Ironisnya lagi, nama koperasi berubah, yang awalnya dengan nama “Koperasi Perjuangan” menjadi “Koperasi Perjuangan Kita Bersama” secara otomatis Badan Hukum dan AD/ART koperasi inipun semestinya bukan koperasi yang sama lagi, melainkan koperasi baru,” katanya.
“Sebab, jika koperasi yang sama, semestinya pengurus inti koperasi harus mengubah/memperbaharui badan hukumnya melalui Rapat Anggota serta membuat lagi MoU yang baru dengan PT. Gemareksa Mekarsari,” tegasnya.
Ditambah lagi lanjutnya, tuntutan masyarakat Nanga Bulik yang tergabung dengan koperasi Perjuangan Kita Bersama ini terhadap PT Gemareksa Mekarsari adalah lahan 20% untuk masyarakat yang berada di dalam HGU PT Gemareksa Mekarsari.
Suka tidak suka, hal ini menjadi permasalahan lantaran PT Gemareksa Mekarsari hanya bisa mengeluarkan kebun di atas lahan seluas ± 284,23 Hektar saja.
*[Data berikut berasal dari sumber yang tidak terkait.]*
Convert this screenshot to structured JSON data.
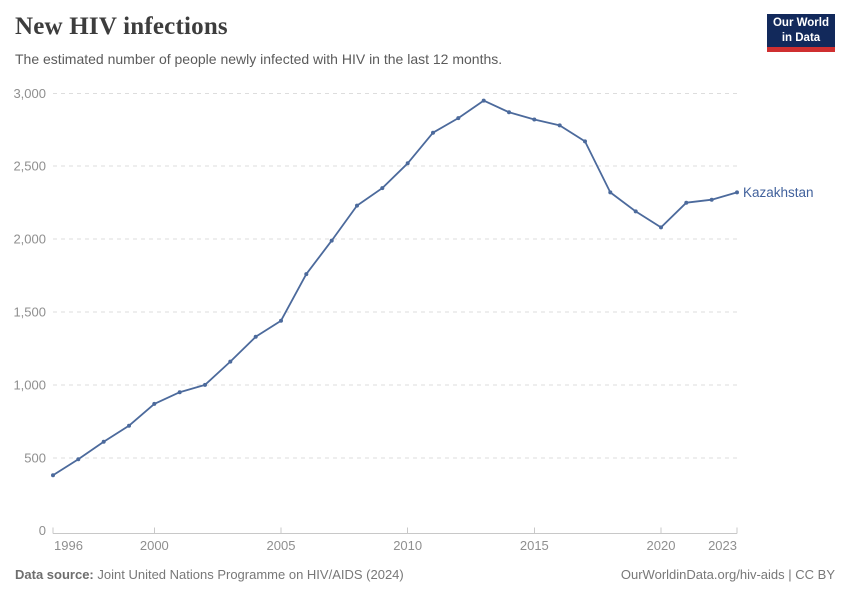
{
  "header": {
    "title": "New HIV infections",
    "subtitle": "The estimated number of people newly infected with HIV in the last 12 months.",
    "logo": {
      "line1": "Our World",
      "line2": "in Data"
    }
  },
  "footer": {
    "source_label": "Data source:",
    "source_text": "Joint United Nations Programme on HIV/AIDS (2024)",
    "link_text": "OurWorldinData.org/hiv-aids | CC BY"
  },
  "colors": {
    "line": "#4c6a9c",
    "series_label": "#41619c",
    "grid": "#dddddd",
    "axis": "#c8c8c8",
    "tick_text": "#8f8f8f",
    "title_text": "#3d3d3d",
    "subtitle_text": "#5b5b5b",
    "footer_text": "#787878",
    "logo_bg": "#12295b",
    "logo_red": "#cf2f30"
  },
  "chart_data": {
    "type": "line",
    "title": "New HIV infections",
    "xlabel": "",
    "ylabel": "",
    "grid": true,
    "legend_position": "line-end-label",
    "ylim": [
      0,
      3000
    ],
    "xlim": [
      1996,
      2023
    ],
    "series": [
      {
        "name": "Kazakhstan",
        "x": [
          1996,
          1997,
          1998,
          1999,
          2000,
          2001,
          2002,
          2003,
          2004,
          2005,
          2006,
          2007,
          2008,
          2009,
          2010,
          2011,
          2012,
          2013,
          2014,
          2015,
          2016,
          2017,
          2018,
          2019,
          2020,
          2021,
          2022,
          2023
        ],
        "values": [
          380,
          490,
          610,
          720,
          870,
          950,
          1000,
          1160,
          1330,
          1440,
          1760,
          1990,
          2230,
          2350,
          2520,
          2730,
          2830,
          2950,
          2870,
          2820,
          2780,
          2670,
          2320,
          2190,
          2080,
          2250,
          2270,
          2320
        ]
      }
    ],
    "yticks": [
      {
        "v": 0,
        "label": "0"
      },
      {
        "v": 500,
        "label": "500"
      },
      {
        "v": 1000,
        "label": "1,000"
      },
      {
        "v": 1500,
        "label": "1,500"
      },
      {
        "v": 2000,
        "label": "2,000"
      },
      {
        "v": 2500,
        "label": "2,500"
      },
      {
        "v": 3000,
        "label": "3,000"
      }
    ],
    "xticks": [
      {
        "v": 1996,
        "label": "1996"
      },
      {
        "v": 2000,
        "label": "2000"
      },
      {
        "v": 2005,
        "label": "2005"
      },
      {
        "v": 2010,
        "label": "2010"
      },
      {
        "v": 2015,
        "label": "2015"
      },
      {
        "v": 2020,
        "label": "2020"
      },
      {
        "v": 2023,
        "label": "2023"
      }
    ]
  }
}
Dibelakangan hari diketahui ternyata lahan ini terletak di luar HGU PT. Gemareksa Mekarsari.
Tentunya, hal ini membuktikan bahwa dalang kekisruhan di antara masyarakat Nanga Bulik khususnya anggota dari dua koperasi selama ini bermula dari PT Gemareksa Mekarsari.
Namun, yang jadi pertanyaan kenapa hal yang sudah jelas benang merahnya ini, malah pihak pemerintah kabupaten Lamandau terkesan tidak berani berbuat untuk menyelesaikan permasalahan internal masyarakatnya, demikian (Tim).